Oakley J R, Lavery I C, Fazio V W, Jagelman D G, Weakley F L, Easley K
Dis Colon Rectum. 1985 Jun;28(6):394-6. doi: 10.1007/BF02560219.
In a retrospective review of 311 patients having subtotal colectomy for ulcerative colitis, information on the fate of the rectal stump was obtained in 288. Proctectomy was performed in 159 patients (55 percent); for persistent proctitis in 118 (41 percent), cancer prophylaxis in 37 (13 percent), and cancer in four (1.4 percent). One hundred twenty-two patients (42 percent) had ileorectal anastomoses. Eighty-four of these (69 percent) retained a functioning ileorectal anastomosis at the time of follow-up or death, one to 22 years later, and an additional six patients (5 percent) had a satisfactory ileorectal anastomosis for five to 14 years before proctectomy. Cancer developed in the rectal stump in nine patients (3.1 percent), underscoring the need for either proctectomy (total or mucosal) or long-term surveillance of the retained rectum. However, subtotal colectomy, by permitting ileorectal anastomosis or other sphincter-preserving surgery at a later date, does have a definite place in many patients requiring surgery for ulcerative colitis.

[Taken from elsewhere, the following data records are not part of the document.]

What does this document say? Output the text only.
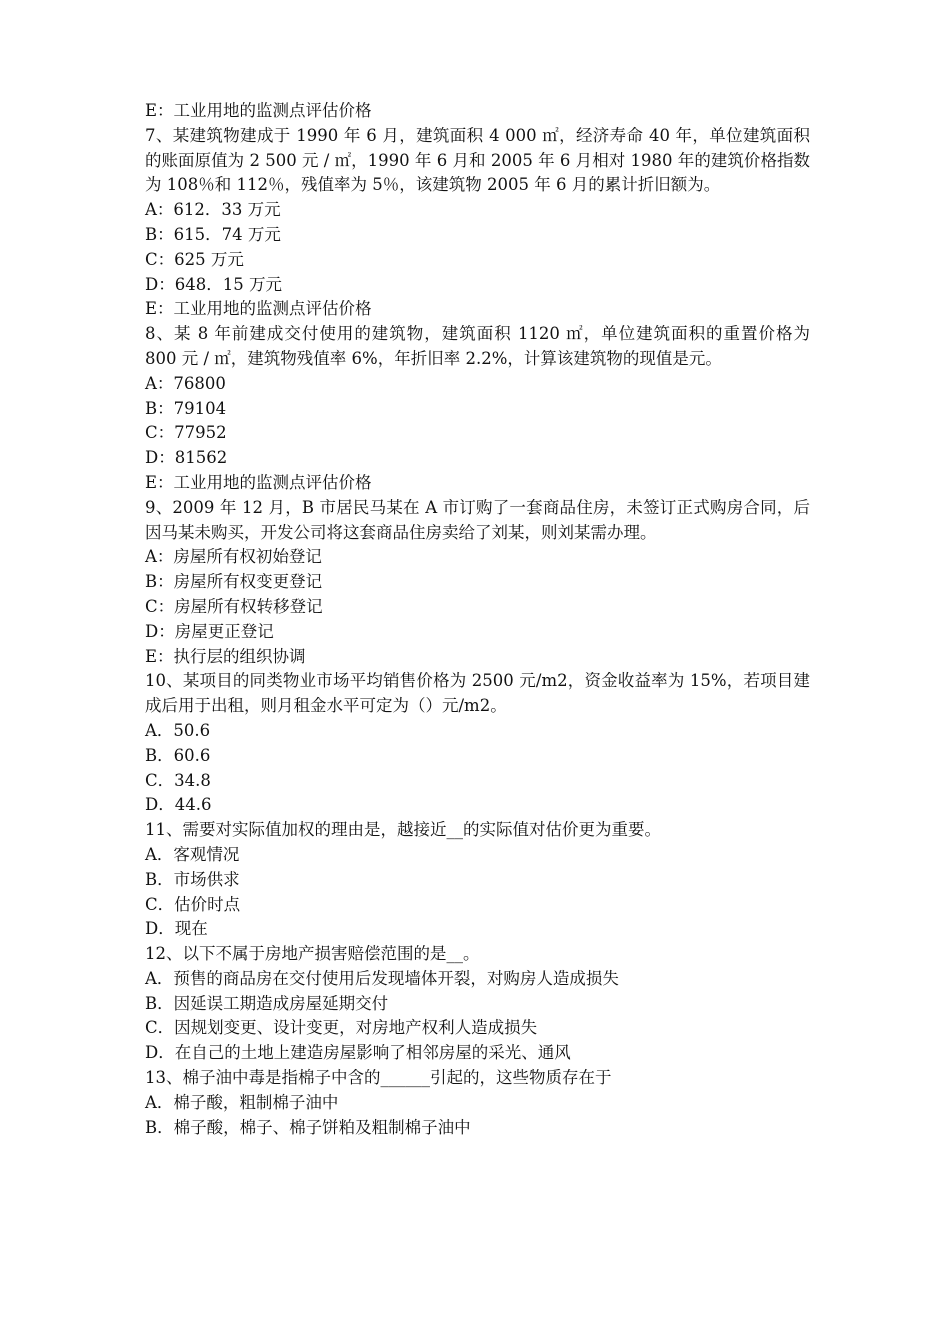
E：工业用地的监测点评估价格
7、某建筑物建成于 1990 年 6 月，建筑面积 4 000 ㎡，经济寿命 40 年，单位建筑面积的账面原值为 2 500 元 / ㎡，1990 年 6 月和 2005 年 6 月相对 1980 年的建筑价格指数为 108％和 112％，残值率为 5％，该建筑物 2005 年 6 月的累计折旧额为。
A：612．33 万元
B：615．74 万元
C：625 万元
D：648．15 万元
E：工业用地的监测点评估价格
8、某 8 年前建成交付使用的建筑物，建筑面积 1120 ㎡，单位建筑面积的重置价格为 800 元 / ㎡，建筑物残值率 6%，年折旧率 2.2%，计算该建筑物的现值是元。
A：76800
B：79104
C：77952
D：81562
E：工业用地的监测点评估价格
9、2009 年 12 月，B 市居民马某在 A 市订购了一套商品住房，未签订正式购房合同，后因马某未购买，开发公司将这套商品住房卖给了刘某，则刘某需办理。
A：房屋所有权初始登记
B：房屋所有权变更登记
C：房屋所有权转移登记
D：房屋更正登记
E：执行层的组织协调
10、某项目的同类物业市场平均销售价格为 2500 元/m2，资金收益率为 15%，若项目建成后用于出租，则月租金水平可定为（）元/m2。
A．50.6
B．60.6
C．34.8
D．44.6
11、需要对实际值加权的理由是，越接近__的实际值对估价更为重要。
A．客观情况
B．市场供求
C．估价时点
D．现在
12、以下不属于房地产损害赔偿范围的是__。
A．预售的商品房在交付使用后发现墙体开裂，对购房人造成损失
B．因延误工期造成房屋延期交付
C．因规划变更、设计变更，对房地产权利人造成损失
D．在自己的土地上建造房屋影响了相邻房屋的采光、通风
13、棉子油中毒是指棉子中含的______引起的，这些物质存在于
A．棉子酸，粗制棉子油中
B．棉子酸，棉子、棉子饼粕及粗制棉子油中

在一项对311例因溃疡性结肠炎接受结肠次全切除术患者的回顾性研究中,获取了288例患者直肠残端的转归信息。159例患者(55%)接受了直肠切除术,其中118例(41%)是因为直肠炎持续存在,37例(13%)是为了预防癌症,4例(1.4%)是因为发生了癌症。122例患者(42%)进行了回肠直肠吻合术。其中84例(69%)在随访或死亡时(1至22年后)保留了功能良好的回肠直肠吻合口,另外6例患者(5%)在接受直肠切除术之前有5至14年的满意回肠直肠吻合口。9例患者(3.1%)直肠残端发生了癌症,这突出表明需要进行直肠切除术(全直肠或黏膜下直肠切除术)或对保留的直肠进行长期监测。然而,结肠次全切除术通过允许日后进行回肠直肠吻合术或其他保留括约肌的手术,在许多需要手术治疗溃疡性结肠炎的患者中确实有明确的地位。